Saskatoon StarPhoenix

Few sex assault reports deemed unfounded in ’17

‘We didn’t want to Be A Barrier’ for people reporting: City police Chief

- ANDREA HILL

Just two per cent of sexual assaults reported to Saskatoon city police were deemed unfounded last year, well below the national and provincial averages.

According to a Statistics Canada report published this week, 14 per cent of sexual assaults reported across the country and 13 per cent of sexual assaults reported in Saskatchew­an were deemed unfounded by police in 2017. In other words, police determined the sexual assaults had not occurred, or that insufficie­nt evidence was available on which to base a charge.

The rate of unfounded sexual assaults in Saskatoon was two per cent, compared to 13 per cent in Regina and Prince Albert and 24 per cent in Moose Jaw.

Saskatoon Police Chief Troy Cooper said he is pleased with the city’s number.

“We know that sexual assaults, for the most part, are under-reported and we didn’t want to contribute to that under-reporting, we didn’t want to be a barrier for people who came in and, through a report to the police, (were) thinking that they weren’t believed.”

The last time Statistics Canada published data on unfounded sexual assaults was in 2003.

Statistics Canada conducts an annual uniform crime reporting survey and asks police forces to classify criminal incidents as founded or unfounded. The organizati­on found that inconsiste­nt reporting of unfounded incidents led to poor data quality and stopped disseminat­ing the data.

Then, last year, the Globe and Mail published an investigat­ion that looked into why sexual assault complaints are more likely than other cases to be stamped as unfounded. The Canadian Associatio­n of Chiefs of Police encouraged police services to review their practices around sexual assault investigat­ions.

Representa­tives from police organizati­ons worked with Statistics Canada to reinstate standardiz­ed reporting of unfounded incidents through the survey.

Saskatoon police were among the many services across the country that reviewed their unfounded sexual assault complaints after the Globe and Mail’s investigat­ion.

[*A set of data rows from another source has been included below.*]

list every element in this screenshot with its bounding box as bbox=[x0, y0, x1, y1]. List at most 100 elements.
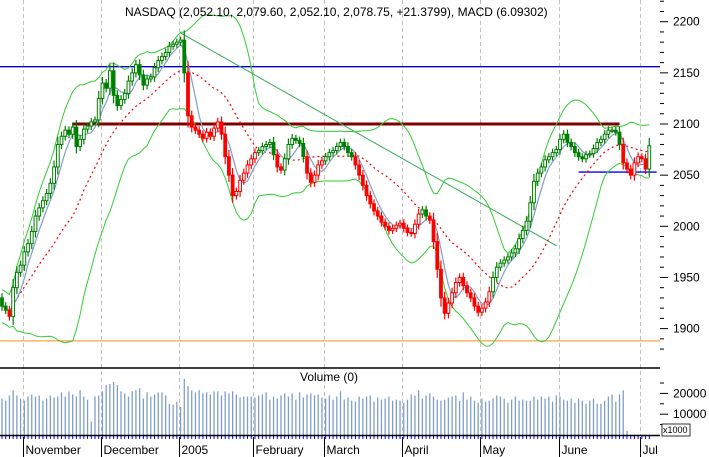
candle-body bbox=[48, 182, 53, 195]
candle-body bbox=[379, 215, 384, 223]
candle-body bbox=[234, 191, 239, 197]
candle-body bbox=[208, 131, 213, 137]
candle-body bbox=[312, 174, 317, 183]
candle-body bbox=[323, 156, 328, 162]
candle-body bbox=[249, 158, 254, 166]
month-label: May bbox=[483, 443, 506, 457]
candle-body bbox=[107, 70, 112, 89]
candle-body bbox=[509, 252, 514, 258]
candle-body bbox=[74, 126, 79, 148]
candle-body bbox=[528, 202, 533, 222]
candle-body bbox=[502, 259, 507, 264]
candle-body bbox=[145, 78, 149, 86]
candle-body bbox=[427, 215, 432, 221]
volume-bars bbox=[1, 378, 628, 435]
candle-body bbox=[182, 39, 187, 74]
candle-body bbox=[461, 276, 466, 287]
candle-body bbox=[532, 180, 536, 204]
candle-body bbox=[375, 210, 380, 217]
month-label: December bbox=[104, 443, 159, 457]
candle-body bbox=[346, 146, 350, 154]
candle-body bbox=[398, 222, 402, 226]
candle-body bbox=[59, 135, 64, 145]
candle-body bbox=[331, 150, 335, 154]
fast-ma-line bbox=[1, 44, 650, 312]
candle-body bbox=[465, 285, 469, 294]
candle-body bbox=[360, 174, 365, 186]
candle-body bbox=[22, 251, 27, 266]
candle-body bbox=[386, 225, 391, 231]
price-tick-label: 1950 bbox=[673, 270, 700, 284]
candle-body bbox=[349, 152, 354, 158]
candle-body bbox=[498, 262, 503, 268]
candle-body bbox=[100, 82, 105, 99]
candle-body bbox=[171, 43, 176, 47]
candle-body bbox=[513, 248, 518, 254]
candle-body bbox=[580, 156, 585, 160]
candle-body bbox=[416, 213, 421, 225]
candle-body bbox=[238, 179, 242, 193]
candle-body bbox=[70, 126, 75, 135]
candle-body bbox=[595, 141, 600, 150]
candle-body bbox=[453, 282, 458, 294]
candle-body bbox=[148, 76, 153, 80]
month-label: Jul bbox=[643, 443, 658, 457]
candle-body bbox=[119, 98, 123, 107]
candles bbox=[0, 30, 652, 326]
candle-body bbox=[14, 271, 19, 289]
candle-body bbox=[37, 207, 42, 217]
candle-body bbox=[115, 94, 120, 107]
candle-body bbox=[241, 172, 246, 181]
candle-body bbox=[78, 138, 83, 148]
candle-body bbox=[472, 297, 477, 307]
candle-body bbox=[546, 156, 551, 161]
candle-body bbox=[334, 146, 339, 152]
candle-body bbox=[409, 231, 414, 235]
candle-body bbox=[55, 143, 60, 168]
candle-body bbox=[338, 141, 343, 148]
candle-body bbox=[126, 80, 131, 94]
candle-body bbox=[587, 153, 592, 156]
candle-body bbox=[647, 145, 652, 170]
candle-body bbox=[81, 128, 86, 140]
candle-body bbox=[602, 133, 607, 140]
candle-body bbox=[584, 154, 588, 160]
candle-body bbox=[450, 292, 455, 304]
candle-body bbox=[621, 143, 626, 164]
date-axis: November December 2005 February March April Ma… bbox=[0, 434, 660, 457]
candle-body bbox=[96, 97, 101, 121]
candle-body bbox=[3, 305, 8, 311]
candle-body bbox=[305, 156, 309, 174]
volume-unit-label: x1000 bbox=[663, 425, 688, 435]
candle-body bbox=[253, 152, 257, 160]
volume-unit-box bbox=[661, 423, 691, 437]
candle-body bbox=[572, 146, 577, 154]
month-label: 2005 bbox=[182, 443, 209, 457]
price-axis: 2200 2150 2100 2050 2000 1950 1900 bbox=[660, 0, 700, 350]
candle-body bbox=[364, 184, 369, 197]
candle-body bbox=[282, 158, 287, 171]
candle-body bbox=[554, 149, 559, 154]
candle-body bbox=[487, 291, 492, 303]
candle-body bbox=[613, 129, 618, 133]
candle-body bbox=[372, 203, 376, 212]
candle-body bbox=[212, 127, 216, 137]
candle-body bbox=[85, 125, 90, 130]
candle-body bbox=[506, 256, 510, 261]
candle-body bbox=[591, 148, 596, 155]
volume-label: Volume (0) bbox=[300, 370, 358, 384]
candle-body bbox=[643, 158, 648, 170]
candle-body bbox=[357, 164, 362, 176]
candle-body bbox=[189, 115, 194, 128]
candle-body bbox=[383, 221, 388, 227]
month-label: November bbox=[26, 443, 81, 457]
price-tick-label: 2000 bbox=[673, 219, 700, 233]
candle-body bbox=[204, 131, 209, 139]
candle-body bbox=[368, 195, 373, 205]
candle-body bbox=[93, 119, 97, 123]
candle-body bbox=[275, 154, 280, 168]
candle-body bbox=[524, 220, 529, 231]
candle-body bbox=[160, 55, 164, 62]
price-tick-label: 2050 bbox=[673, 168, 700, 182]
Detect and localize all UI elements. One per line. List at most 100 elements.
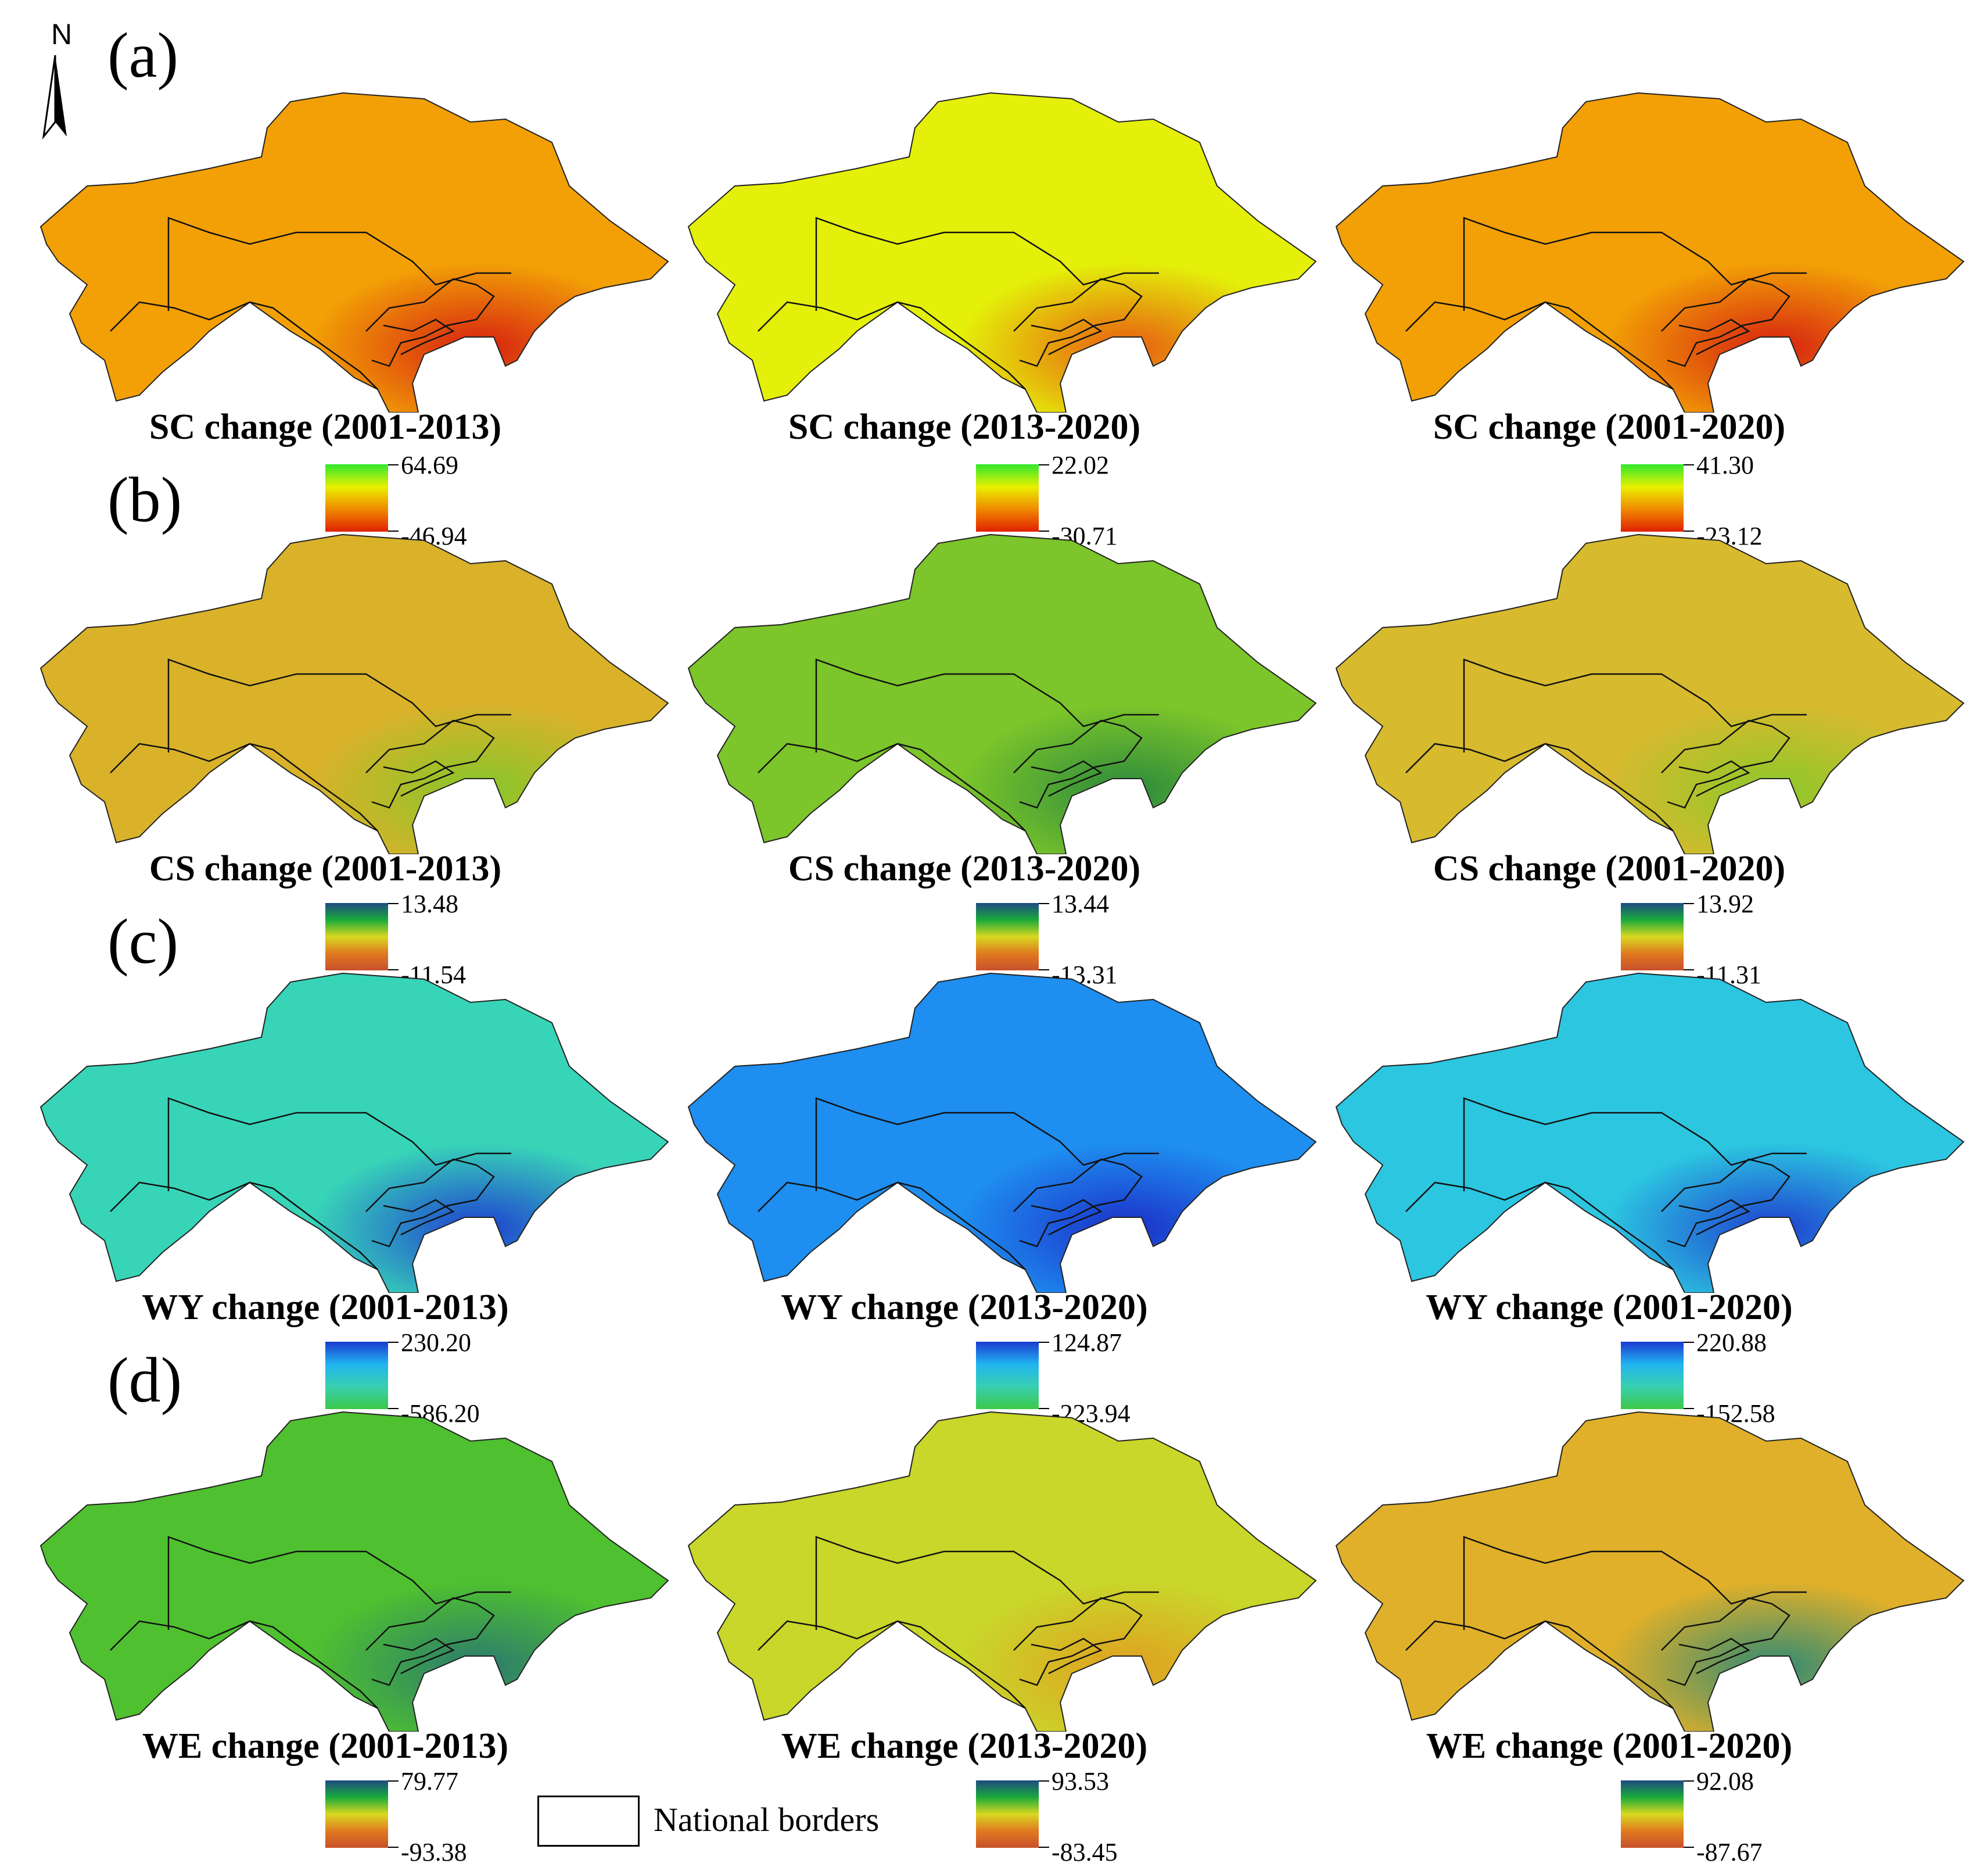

Retired Insp. Shelley Ballard, who conducted the review, said the newspaper’s publicatio­n — entitled “Why police dismiss 1 in 5 sexual assault claims as baseless” — led people to conclude that police did not believe victims of sexual assault and weren’t doing proper investigat­ions.

Ballard’s review, which wrapped up late last year, suggested this wasn’t the case in Saskatoon. The overwhelmi­ng majority of the 284 sexual assault complaints Saskatoon police deemed unfounded between 2011 and 2016 — 82 per cent — clearly fit into an unfounded category because police investigat­ions revealed that no offence had occurred, a complaint was found to be false or the sexual activity was found to be consensual.

In its report, Statistics Canada notes the number of sexual assaults reported to police rose last year, while the proportion of reports deemed unfounded dropped. One in seven sexual assault cases was deemed unfounded in 2017, compared to one in five in 2016.

More severe sexual assaults are less likely to be deemed unfounded than less severe sexual assaults. Sexual assaults are classified into one of three categories: level one (violations of a sexual nature that did not involve weapons or evidence of bodily harm), level two (sexual assaults that involve weapons, bodily harm or threats of bodily harm) and level three (sexual assaults that wound, maim, disfigure or endanger the life of a victim).

Nationwide, 14 per cent of level one sexual assaults were deemed unfounded compared to seven per cent of level two sexual assaults and nine per cent of level three sexual assaults.

In Saskatoon, 281 sexual assaults were reported to police last year: 277 level one assaults, two level two assaults and two level three assaults. Six level one complaints were deemed unfounded.